Therapeutic Mushroom Hunting in Denmark 

   Well I can't write about having fun living in Germany right now because it hasn't been anything like that lately. Just a hard slog emotionally every day. 
   So I went to see my friend Anette in Denmark. A trip comparable in distance to traveling to central California from Ashland. And slept and read when it rained and walked around quiet lakes when the sun shone. Gave myself a week off from trying to understand everything German. And a week away from the big city, which is a harder change than anything. And it worked! I came back much less worried about everything.

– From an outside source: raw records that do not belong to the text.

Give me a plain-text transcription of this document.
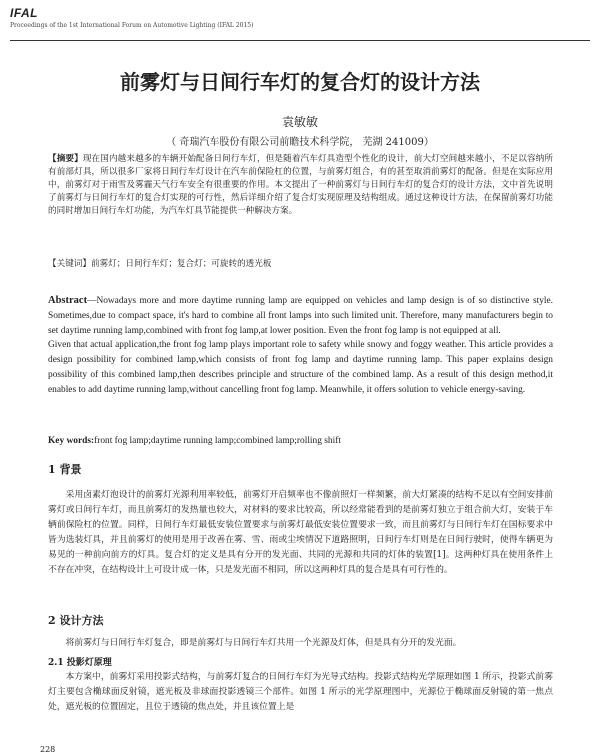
IFAL
Proceedings of the 1st International Forum on Automotive Lighting (IFAL 2015)
前雾灯与日间行车灯的复合灯的设计方法
袁敏敏
（ 奇瑞汽车股份有限公司前瞻技术科学院， 芜湖 241009）
【摘要】现在国内越来越多的车辆开始配备日间行车灯，但是随着汽车灯具造型个性化的设计，前大灯空间越来越小，不足以容纳所有前部灯具，所以很多厂家将日间行车灯设计在汽车前保险杠的位置，与前雾灯组合，有的甚至取消前雾灯的配备。但是在实际应用中，前雾灯对于雨雪及雾霾天气行车安全有很重要的作用。本文提出了一种前雾灯与日间行车灯的复合灯的设计方法，文中首先说明了前雾灯与日间行车灯的复合灯实现的可行性，然后详细介绍了复合灯实现原理及结构组成。通过这种设计方法，在保留前雾灯功能的同时增加日间行车灯功能，为汽车灯具节能提供一种解决方案。
【关键词】前雾灯；日间行车灯；复合灯；可旋转的透光板

Abstract—Nowadays more and more daytime running lamp are equipped on vehicles and lamp design is of so distinctive style. Sometimes,due to compact space, it's hard to combine all front lamps into such limited unit. Therefore, many manufacturers begin to set daytime running lamp,combined with front fog lamp,at lower position. Even the front fog lamp is not equipped at all.

Given that actual application,the front fog lamp plays important role to safety while snowy and foggy weather. This article provides a design possibility for combined lamp,which consists of front fog lamp and daytime running lamp. This paper explains design possibility of this combined lamp,then describes principle and structure of the combined lamp. As a result of this design method,it enables to add daytime running lamp,without cancelling front fog lamp. Meanwhile, it offers solution to vehicle energy-saving.

Key words:front fog lamp;daytime running lamp;combined lamp;rolling shift
1 背景
采用卤素灯泡设计的前雾灯光源利用率较低，前雾灯开启频率也不像前照灯一样频繁，前大灯紧凑的结构不足以有空间安排前雾灯或日间行车灯，而且前雾灯的发热量也较大，对材料的要求比较高，所以经常能看到的是前雾灯独立于组合前大灯，安装于车辆前保险杠的位置。同样，日间行车灯最低安装位置要求与前雾灯最低安装位置要求一致，而且前雾灯与日间行车灯在国标要求中皆为选装灯具，并且前雾灯的使用是用于改善在雾、雪、雨或尘埃情况下道路照明，日间行车灯则是在日间行驶时，使得车辆更为易见的一种前向前方的灯具。复合灯的定义是具有分开的发光面、共同的光源和共同的灯体的装置[1]。这两种灯具在使用条件上不存在冲突，在结构设计上可设计成一体，只是发光面不相同，所以这两种灯具的复合是具有可行性的。
2 设计方法
将前雾灯与日间行车灯复合，即是前雾灯与日间行车灯共用一个光源及灯体，但是具有分开的发光面。
2.1 投影灯原理
本方案中，前雾灯采用投影式结构，与前雾灯复合的日间行车灯为光导式结构。投影式结构光学原理如图 1 所示，投影式前雾灯主要包含椭球面反射镜，遮光板及非球面投影透镜三个部件。如图 1 所示的光学原理图中，光源位于椭球面反射镜的第一焦点处，遮光板的位置固定，且位于透镜的焦点处，并且该位置上是
228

   Ah, the magical power of vacation!
   Meanwhile J was hitting a wall at work and was ready to quit after several non-productive meetings with his boss. It looked like we were going to give it up after just 2 months. Then some English friends sat us down for a chat and said, "Look here. You're not communicating like a German. Time to be VERY DIRECT." Which is almost impossible for an Oregonian, but he did it! And they listened! Now he's on a new team and things are going very well. And it looks like we're staying.

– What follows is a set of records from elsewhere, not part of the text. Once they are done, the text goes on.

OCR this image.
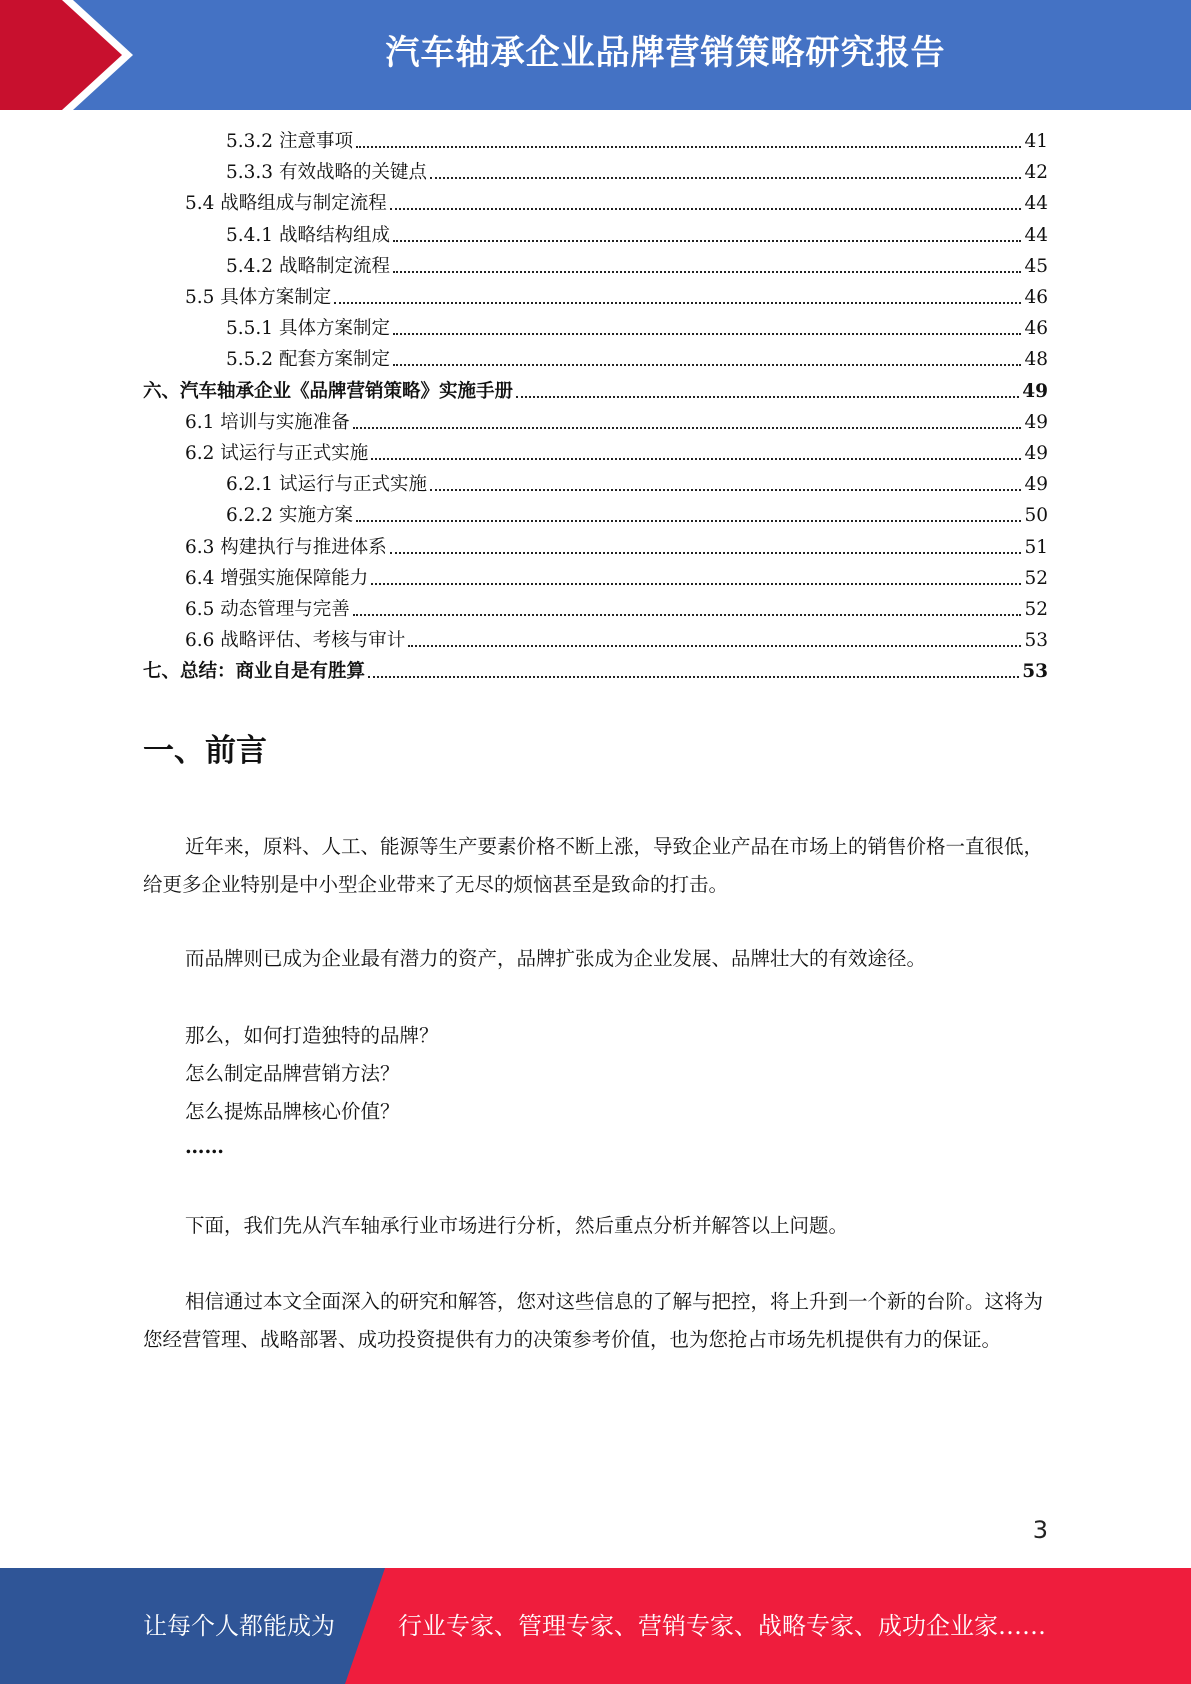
汽车轴承企业品牌营销策略研究报告
5.3.2 注意事项	41
5.3.3 有效战略的关键点	42
5.4 战略组成与制定流程	44
5.4.1 战略结构组成	44
5.4.2 战略制定流程	45
5.5 具体方案制定	46
5.5.1 具体方案制定	46
5.5.2 配套方案制定	48
六、汽车轴承企业《品牌营销策略》实施手册	49
6.1 培训与实施准备	49
6.2 试运行与正式实施	49
6.2.1 试运行与正式实施	49
6.2.2 实施方案	50
6.3 构建执行与推进体系	51
6.4 增强实施保障能力	52
6.5 动态管理与完善	52
6.6 战略评估、考核与审计	53
七、总结：商业自是有胜算	53
一、前言

近年来，原料、人工、能源等生产要素价格不断上涨，导致企业产品在市场上的销售价格一直很低，给更多企业特别是中小型企业带来了无尽的烦恼甚至是致命的打击。

而品牌则已成为企业最有潜力的资产，品牌扩张成为企业发展、品牌壮大的有效途径。

那么，如何打造独特的品牌？

怎么制定品牌营销方法？

怎么提炼品牌核心价值？

……

下面，我们先从汽车轴承行业市场进行分析，然后重点分析并解答以上问题。

相信通过本文全面深入的研究和解答，您对这些信息的了解与把控，将上升到一个新的台阶。这将为您经营管理、战略部署、成功投资提供有力的决策参考价值，也为您抢占市场先机提供有力的保证。

3
让每个人都能成为	行业专家、管理专家、营销专家、战略专家、成功企业家……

   Today is his 2nd paid holiday. It was a Catholic one in August. This one is German reunification day. And amazingly it's not raining! I am on my way to Dorfen, where my New Zealand friend lives. J is of course riding...he knows how to get happy and that's good.
   Of course I'm trying to be upbeat when I write these posts. But there's a whole other side to moving here. I'm working my version of Step 11 right now:


We sought through giving thanks, asking questions, and listening carefully for answers, to improve our conscious contact with our Higher Power to improve our integration into our new country.

So: I'm thankful to be here. And it's okay that I'm struggling, even if you and my friends think I should be excited all the time. I am not sure 54 is the right age to do this. However I did just meet a 65 year old man last night who retired here from New York 3 years ago. He doesn't speak German, even after many years trying (a dozen). But he loves it here.